5. Cost-effectiveness
Long-term cost-effectiveness requires disability inclusion. Excluding people with disabilities perpetuates poverty and places a heavier financial burden on families and public systems – deepening inequality and proving more costly to the wider economy in the long term. A study in Bangladesh found that excluding children with disabilities from education costs the government $26 million per year due to reduced earning potential.
As one witness told the International Development Committee during its inquiry on disability and development: “One community leader, completely spontaneously, said to me, ‘It has made a huge difference. Now that disabled people are benefiting our community, the whole community has come out of poverty. …Before, they were dependent; they were drawing [on] our resources. Now they are productive, it means the whole community has a better potential.’”
It is true that when people with disabilities are included in economic life, they become contributors to – not just recipients of – development.
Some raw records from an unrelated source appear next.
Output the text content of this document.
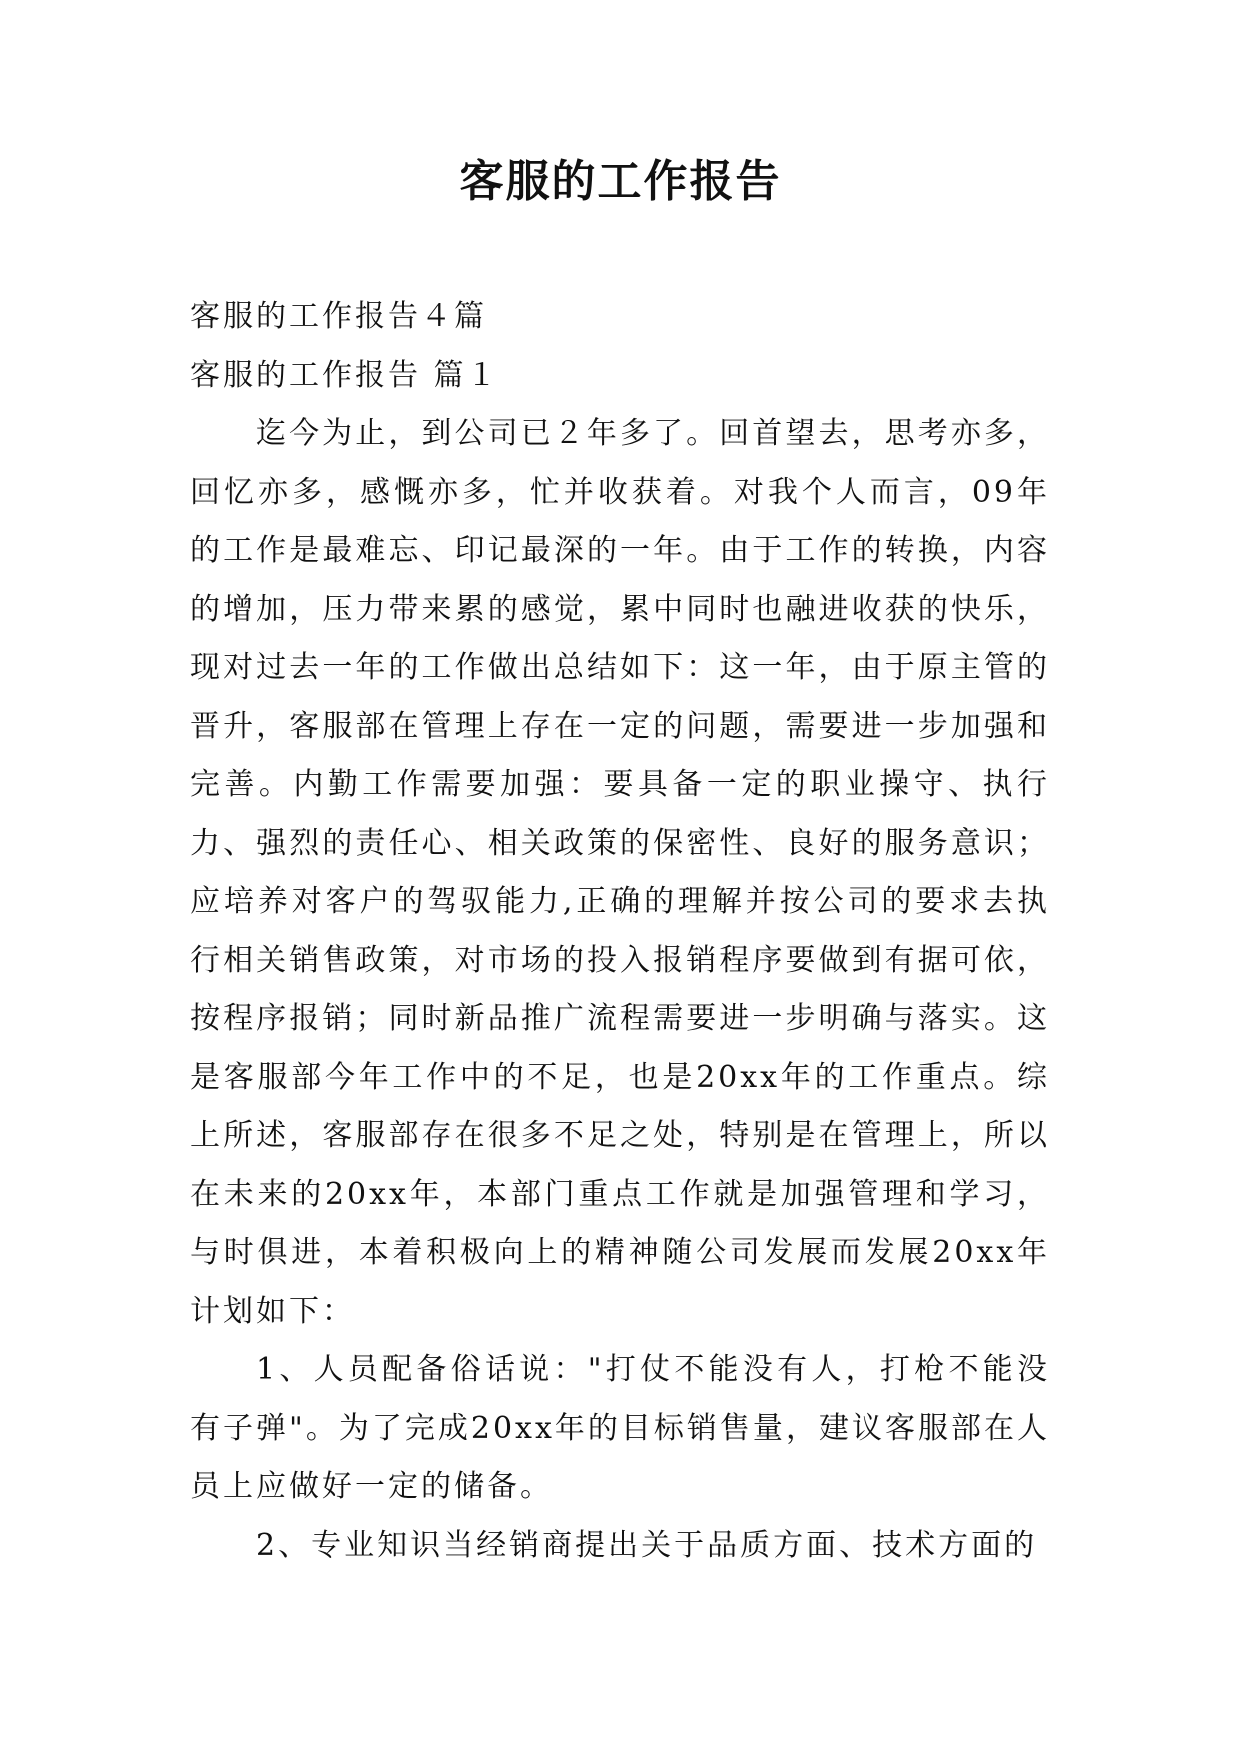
客服的工作报告

客服的工作报告４篇

客服的工作报告 篇１

迄今为止，到公司已２年多了。回首望去，思考亦多，回忆亦多，感慨亦多，忙并收获着。对我个人而言，09年的工作是最难忘、印记最深的一年。由于工作的转换，内容的增加，压力带来累的感觉，累中同时也融进收获的快乐，现对过去一年的工作做出总结如下：这一年，由于原主管的晋升，客服部在管理上存在一定的问题，需要进一步加强和完善。内勤工作需要加强：要具备一定的职业操守、执行力、强烈的责任心、相关政策的保密性、良好的服务意识；应培养对客户的驾驭能力,正确的理解并按公司的要求去执行相关销售政策，对市场的投入报销程序要做到有据可依，按程序报销；同时新品推广流程需要进一步明确与落实。这是客服部今年工作中的不足，也是20xx年的工作重点。综上所述，客服部存在很多不足之处，特别是在管理上，所以在未来的20xx年，本部门重点工作就是加强管理和学习，与时俱进，本着积极向上的精神随公司发展而发展20xx年计划如下：

1、人员配备俗话说："打仗不能没有人，打枪不能没有子弹"。为了完成20xx年的目标销售量，建议客服部在人员上应做好一定的储备。

2、专业知识当经销商提出关于品质方面、技术方面的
However, value for money through disability inclusion can be achieved with or without a focus on increasing the productivity of people with disabilities.
The five Es show that disability inclusion is not a trade-off, but a multiplier. It strengthens development outcomes, meets international obligations and ensures that UK aid truly leaves no one behind.
That’s why the Bond Disability and Development Group urges the International Development Committee to elevate equity and ensure inclusive approaches are central to its recommendations on the FCDO’s approach to value for money, particularly in light of the July 2025 equality impact assessment. True value for money is inclusive, equitable and future-proof.